0 #1 Princípios da Administração PúblicaCandido Volmar 16-08-2014 12:49
Bandeira de Mello separa claramente o que é Lei e o que é Arbitrariedade, pelos princípios constitucionais da Administração Pública. O princípio da LEGALIDADE determina que a polícia não pode fazer nada além do que está previsto pela lei; o princípio da MORALIDADE condiciona as ações da polícia à prisões somente em caso de absoluta necessidade, sem forjar provas; o princípio da RAZOABILIDADE impede que o policial atire para matar, quando é possível agir de outra forma, etc.
Ora, na USP/FFLCH, um atentado completo aos direitos humanos e aos princípios da Administração Pública conta com a cumplicidade absoluta de alunos, professores e “ativistas”, sem motivação e sem justificativa de nenhum desses grupos.
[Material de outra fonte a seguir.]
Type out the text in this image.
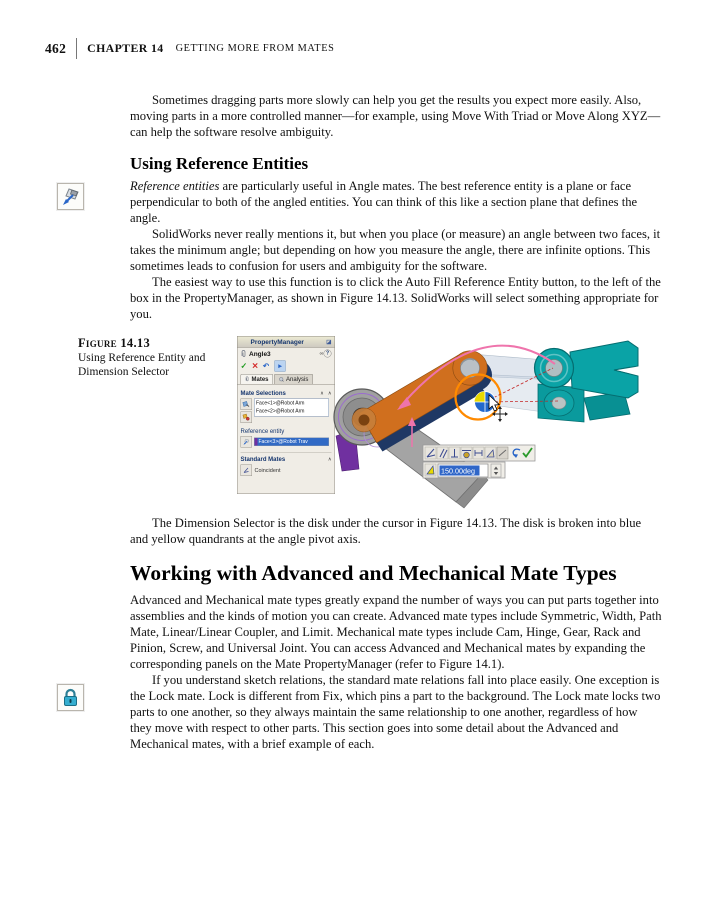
462 CHAPTER 14 GETTING MORE FROM MATES
Figure 14.13
Using Reference Entity and Dimension Selector

Sometimes dragging parts more slowly can help you get the results you expect more easily. Also, moving parts in a more controlled manner—for example, using Move With Triad or Move Along XYZ—can help the software resolve ambiguity.

Using Reference Entities

Reference entities are particularly useful in Angle mates. The best reference entity is a plane or face perpendicular to both of the angled entities. You can think of this like a section plane that defines the angle.

SolidWorks never really mentions it, but when you place (or measure) an angle between two faces, it takes the minimum angle; but depending on how you measure the angle, there are infinite options. This sometimes leads to confusion for users and ambiguity for the software.

The easiest way to use this function is to click the Auto Fill Reference Entity button, to the left of the box in the PropertyManager, as shown in Figure 14.13. SolidWorks will select something appropriate for you.

PropertyManager	◪
Angle3	∞ ?
✓ ✕ ↶ ▶
Mates Analysis
Mate Selections	∧ ∧
Face<1>@Robot Arm
Face<2>@Robot Arm
Reference entity
Face<3>@Robot Trav
Standard Mates	∧
Coincident	150.00deg

The Dimension Selector is the disk under the cursor in Figure 14.13. The disk is broken into blue and yellow quandrants at the angle pivot axis.

Working with Advanced and Mechanical Mate Types

Advanced and Mechanical mate types greatly expand the number of ways you can put parts together into assemblies and the kinds of motion you can create. Advanced mate types include Symmetric, Width, Path Mate, Linear/Linear Coupler, and Limit. Mechanical mate types include Cam, Hinge, Gear, Rack and Pinion, Screw, and Universal Joint. You can access Advanced and Mechanical mates by expanding the corresponding panels on the Mate PropertyManager (refer to Figure 14.1).

If you understand sketch relations, the standard mate relations fall into place easily. One exception is the Lock mate. Lock is different from Fix, which pins a part to the background. The Lock mate locks two parts to one another, so they always maintain the same relationship to one another, regardless of how they move with respect to other parts. This section goes into some detail about the Advanced and Mechanical mates, with a brief example of each.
A aluna foi desligada de modo arbitrário, sem seguir nenhum artigo do Regimento, contra o princípio da LEGALIDADE; foi banida, quando apresentou denúncias graves, contrariando o princípio da MORALIDADE; as respostas da coordenação foram todas elas absurdas e um amontoado de irracionalidades e incongruências, contrários ao princípio da RAZOABILIDADE; o princípio da PUBLICIDADE das ações foi quebrado de todas as maneiras possíveis: “investigação” extra-oficial, à margem da lei (como no pior momento da Ditadura Militar), Portaria Secreta e até mesmo o SIC recebeu a missão de ignorar (sem justificar!) os pedidos de informação solicitados pela impetrante! A USP DÁ UMA AULA DE DITADURA EM TODOS OS SENTIDOS APONTADOS POR BANDEIRA DE MELLO, MAS AS VÍTIMAS DAS ARBITRARIEDADES DO GOVERNO DO ESTADO SÃO OS ALGOZES ENCARREGADOS DE ENCOBRIR UMA SÉRIE DE CRIMES contra a pessoa e contra a Administração Pública.